Il était convenu que les travaux intérieurs seraient réalisés par le vendeur, à l'exception des portes qui seront installées dès leur réception du fabricant. Pour garantir le bon achèvement de ces travaux, une somme de 10.000 euros à prélever sur le prix de vente devait être bloquée entre les mains du notaire.

En l'espèce, Monsieur B. conservait un intérêt à bénéficier des protections de la loi Breyne, nonobstant le blocage de 10.000 euros en mains du notaire, les travaux restant à effectuer pouvant présenter un coût important.

La circonstance que la totalité du prix de la maison ait été payée - dont 10.000 euros bloqués chez le notaire - lors de la passation de l'acte authentique n'est pas relevante dans la mesure où l'article 1er de la loi Breyne rend celle-ci applicable dès que l'acheteur ou le maître de l'ouvrage « est tenu d'effectuer un ou des versements avant l'achèvement de la construction ».

Par conséquent, la convention de réservation de 2006 est donc soumise au prescrit de la loi du 9 juillet 1971.

Or, cette convention est en infraction aux dispositions des paragraphes b.bis, c, d, e.bis, f, g et h de l'article 7 de la loi du 9 juillet 1971.

Par conséquent, il y a lieu de faire droit à la demande de Monsieur B. et de prononcer la nullité de la convention et de l'acte authentique, ces deux conventions étant liées, pour cause de violation des articles 7 et 12 de la loi du 9 juillet 1971.

Il y a lieu en conséquence de condamner  Monsieur B. à restituer le bien dans les trois mois du présent arrêt et à condamner Monsieur M. à restituer le prix reçu.

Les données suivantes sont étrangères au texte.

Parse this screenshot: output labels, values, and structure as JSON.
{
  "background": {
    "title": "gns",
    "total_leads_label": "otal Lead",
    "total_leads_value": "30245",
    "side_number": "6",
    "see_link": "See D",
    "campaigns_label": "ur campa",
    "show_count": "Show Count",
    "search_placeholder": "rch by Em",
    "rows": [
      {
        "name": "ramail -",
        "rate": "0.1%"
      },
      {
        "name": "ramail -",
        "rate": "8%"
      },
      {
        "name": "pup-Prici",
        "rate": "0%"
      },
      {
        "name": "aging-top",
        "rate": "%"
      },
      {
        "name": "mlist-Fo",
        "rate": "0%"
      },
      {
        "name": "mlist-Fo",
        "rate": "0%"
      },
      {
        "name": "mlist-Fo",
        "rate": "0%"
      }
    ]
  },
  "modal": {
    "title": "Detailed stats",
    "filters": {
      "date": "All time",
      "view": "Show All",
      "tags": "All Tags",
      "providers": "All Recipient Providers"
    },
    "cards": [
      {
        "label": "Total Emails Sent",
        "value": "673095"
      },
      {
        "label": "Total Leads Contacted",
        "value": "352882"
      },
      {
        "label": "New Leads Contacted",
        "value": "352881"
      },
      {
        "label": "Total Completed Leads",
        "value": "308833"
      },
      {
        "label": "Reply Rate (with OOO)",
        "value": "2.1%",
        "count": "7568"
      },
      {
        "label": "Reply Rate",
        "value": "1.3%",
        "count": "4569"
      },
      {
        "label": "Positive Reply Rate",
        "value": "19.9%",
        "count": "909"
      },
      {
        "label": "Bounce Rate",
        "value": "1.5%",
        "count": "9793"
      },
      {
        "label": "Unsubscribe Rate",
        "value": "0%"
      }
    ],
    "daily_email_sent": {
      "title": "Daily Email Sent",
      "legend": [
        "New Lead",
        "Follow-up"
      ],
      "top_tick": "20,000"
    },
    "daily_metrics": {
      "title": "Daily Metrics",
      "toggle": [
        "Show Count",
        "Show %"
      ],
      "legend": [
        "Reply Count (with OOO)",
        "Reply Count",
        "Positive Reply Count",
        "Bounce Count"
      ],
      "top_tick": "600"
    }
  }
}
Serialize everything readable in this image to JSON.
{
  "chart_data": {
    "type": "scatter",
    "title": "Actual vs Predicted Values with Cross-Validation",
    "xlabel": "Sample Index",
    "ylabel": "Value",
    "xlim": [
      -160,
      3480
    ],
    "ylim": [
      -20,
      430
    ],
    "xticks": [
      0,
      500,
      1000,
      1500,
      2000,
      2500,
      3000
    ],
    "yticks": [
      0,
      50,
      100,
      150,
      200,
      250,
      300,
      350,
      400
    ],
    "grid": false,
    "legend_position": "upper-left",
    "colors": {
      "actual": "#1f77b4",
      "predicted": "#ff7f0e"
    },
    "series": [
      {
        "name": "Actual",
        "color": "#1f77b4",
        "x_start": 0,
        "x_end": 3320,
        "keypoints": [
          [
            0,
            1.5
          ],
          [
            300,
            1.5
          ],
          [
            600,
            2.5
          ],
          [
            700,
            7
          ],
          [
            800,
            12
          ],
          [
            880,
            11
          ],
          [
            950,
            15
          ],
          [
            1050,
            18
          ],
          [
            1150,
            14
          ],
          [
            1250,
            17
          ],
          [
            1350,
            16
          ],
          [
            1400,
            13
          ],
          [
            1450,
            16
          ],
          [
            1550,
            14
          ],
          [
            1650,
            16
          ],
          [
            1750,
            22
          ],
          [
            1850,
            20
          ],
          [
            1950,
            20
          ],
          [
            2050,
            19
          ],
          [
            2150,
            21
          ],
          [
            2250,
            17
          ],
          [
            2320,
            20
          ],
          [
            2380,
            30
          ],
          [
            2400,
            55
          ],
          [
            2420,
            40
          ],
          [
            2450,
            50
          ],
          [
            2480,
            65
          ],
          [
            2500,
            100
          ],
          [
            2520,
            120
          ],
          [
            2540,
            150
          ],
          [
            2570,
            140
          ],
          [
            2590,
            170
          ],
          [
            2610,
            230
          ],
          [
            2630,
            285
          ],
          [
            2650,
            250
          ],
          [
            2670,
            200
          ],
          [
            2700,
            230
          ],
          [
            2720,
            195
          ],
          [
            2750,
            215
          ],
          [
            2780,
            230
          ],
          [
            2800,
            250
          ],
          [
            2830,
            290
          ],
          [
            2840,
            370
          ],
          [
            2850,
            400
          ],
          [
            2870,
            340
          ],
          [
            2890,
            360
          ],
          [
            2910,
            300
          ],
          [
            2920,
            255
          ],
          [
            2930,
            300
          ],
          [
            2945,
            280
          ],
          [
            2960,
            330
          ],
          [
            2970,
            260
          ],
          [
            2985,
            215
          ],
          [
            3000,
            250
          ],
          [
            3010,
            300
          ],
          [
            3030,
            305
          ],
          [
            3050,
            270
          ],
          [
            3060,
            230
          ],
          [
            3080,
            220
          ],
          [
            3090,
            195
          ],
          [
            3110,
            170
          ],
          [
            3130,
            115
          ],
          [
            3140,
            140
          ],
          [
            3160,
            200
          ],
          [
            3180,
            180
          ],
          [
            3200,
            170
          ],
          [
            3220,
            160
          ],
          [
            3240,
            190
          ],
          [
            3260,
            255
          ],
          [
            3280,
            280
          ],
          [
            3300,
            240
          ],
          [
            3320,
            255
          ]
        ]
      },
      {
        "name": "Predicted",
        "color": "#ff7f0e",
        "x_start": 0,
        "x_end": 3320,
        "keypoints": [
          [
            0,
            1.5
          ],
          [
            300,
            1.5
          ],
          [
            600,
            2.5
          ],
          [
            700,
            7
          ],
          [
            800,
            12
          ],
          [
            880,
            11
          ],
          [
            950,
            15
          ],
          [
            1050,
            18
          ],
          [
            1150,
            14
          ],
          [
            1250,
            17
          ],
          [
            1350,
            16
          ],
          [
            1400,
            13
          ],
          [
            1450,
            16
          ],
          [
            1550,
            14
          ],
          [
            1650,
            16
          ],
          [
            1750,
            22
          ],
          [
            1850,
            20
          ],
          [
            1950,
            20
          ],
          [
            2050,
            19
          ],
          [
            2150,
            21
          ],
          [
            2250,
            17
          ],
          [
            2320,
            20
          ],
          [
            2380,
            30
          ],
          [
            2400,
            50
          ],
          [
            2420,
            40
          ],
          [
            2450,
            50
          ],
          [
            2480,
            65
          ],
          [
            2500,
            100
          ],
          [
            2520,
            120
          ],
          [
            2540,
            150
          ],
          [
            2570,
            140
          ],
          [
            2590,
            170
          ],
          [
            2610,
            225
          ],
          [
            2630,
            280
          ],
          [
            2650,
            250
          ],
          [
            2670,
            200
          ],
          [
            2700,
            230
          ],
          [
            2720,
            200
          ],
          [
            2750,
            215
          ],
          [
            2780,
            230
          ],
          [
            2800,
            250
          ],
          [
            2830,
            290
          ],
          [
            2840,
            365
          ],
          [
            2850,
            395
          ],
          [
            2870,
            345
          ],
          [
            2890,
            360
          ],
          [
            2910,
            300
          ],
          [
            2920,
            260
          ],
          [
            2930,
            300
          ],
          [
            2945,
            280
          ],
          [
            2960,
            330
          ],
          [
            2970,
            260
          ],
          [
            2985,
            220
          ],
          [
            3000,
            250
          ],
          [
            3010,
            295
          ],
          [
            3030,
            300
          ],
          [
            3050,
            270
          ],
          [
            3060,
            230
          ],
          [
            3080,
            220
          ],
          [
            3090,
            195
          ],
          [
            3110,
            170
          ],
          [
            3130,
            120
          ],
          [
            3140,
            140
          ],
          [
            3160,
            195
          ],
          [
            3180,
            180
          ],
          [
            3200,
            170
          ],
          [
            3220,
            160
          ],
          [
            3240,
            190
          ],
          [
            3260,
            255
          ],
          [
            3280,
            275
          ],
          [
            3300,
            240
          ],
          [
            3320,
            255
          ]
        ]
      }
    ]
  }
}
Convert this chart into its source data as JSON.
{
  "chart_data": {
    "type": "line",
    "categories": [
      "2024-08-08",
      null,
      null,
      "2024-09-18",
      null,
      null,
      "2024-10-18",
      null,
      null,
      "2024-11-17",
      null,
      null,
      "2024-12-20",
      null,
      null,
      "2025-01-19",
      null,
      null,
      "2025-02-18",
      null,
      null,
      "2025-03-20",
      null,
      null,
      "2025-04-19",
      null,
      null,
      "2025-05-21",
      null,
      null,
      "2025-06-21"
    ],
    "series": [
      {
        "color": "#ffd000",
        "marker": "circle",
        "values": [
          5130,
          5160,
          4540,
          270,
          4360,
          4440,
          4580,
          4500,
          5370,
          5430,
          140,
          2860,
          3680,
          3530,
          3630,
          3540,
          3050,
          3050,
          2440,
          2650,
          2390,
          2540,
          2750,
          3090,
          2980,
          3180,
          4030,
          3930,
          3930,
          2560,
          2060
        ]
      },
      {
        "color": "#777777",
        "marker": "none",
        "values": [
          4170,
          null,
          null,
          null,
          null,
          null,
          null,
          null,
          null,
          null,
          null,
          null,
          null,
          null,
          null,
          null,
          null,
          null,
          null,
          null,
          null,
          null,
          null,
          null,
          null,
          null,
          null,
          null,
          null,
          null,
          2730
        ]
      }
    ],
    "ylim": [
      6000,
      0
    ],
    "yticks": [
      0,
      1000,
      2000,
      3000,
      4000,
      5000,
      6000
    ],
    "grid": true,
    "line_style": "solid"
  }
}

En l'espèce, Monsieur M., qui est un professionnel de la construction, ne s'est pas comporté comme toute personne normalement prudente et raisonnable placée dans les mêmes circonstances. Sa faute, qui a entraîné l'annulation de la convention, a causé un dommage à Monsieur B., lequel ne se serait pas produit tel qu'il est survenu sans cette faute. 2

Bon à savoir

Une convention par laquelle une personne indique sa volonté d'acquérir une habitation en construction, et par laquelle l'autre partie s'engage à réserver ce bien par préférence à d'autres personnes, constitue une promesse d'achat 3, ou de vente d'une habitation à construire 4.

Cette convention est soumise à la loi Breyne si un versement est effectué avant l'achèvement de la construction. 5

Lorsque l'acte authentique de vente d'un immeuble à usage d'habitation mentionne l'existence de travaux non mineurs à terminer, il ne peut être considéré que l'immeuble est achevé lors de sa signature, de sorte que l'acquéreur conserve intérêt à bénéficier des protections de la loi Breyne, nonobstant le blocage du solde du prix de vente en mains du notaire. 6

Ndlr. : la présente analyse juridique vaut sous toute réserve généralement quelconque.

______________

1. Cour d'appel Liège (3e chambre), 26/06/2012, J.L.M.B., 2013/33, pp. 1699-1707.

2. Cass., 21 mai 2004, J.L.M.B., 2004, p. 1712.

3. L. Rousseau et B. Kohl, « Le champ d'application de la loi Breyne » in La loi Breyne, Bruxelles, Bruylant, 2011, p. 36.

4. J.-M. Chandelle, « Loi Breyne », Rép. not., Tome VII, La vente, Livre 6, Bruxelles, Larcier, 1996, Modèle 2.

5. Voyez : B. Kohl, « Le champ d'application de la loi Breyne : notion d'"achèvement" des travaux et responsabilité notariale », Rev. not., 2012/2, n° 3060, pp. 143-155.

6. Voyez : Y.-H. Leleu, et B. Kohl, « Chapitre II. - La loi Breyne » in Chroniques notariales – Volume 55, Bruxelles, Éditions Larcier, 2012, pp. 167-215.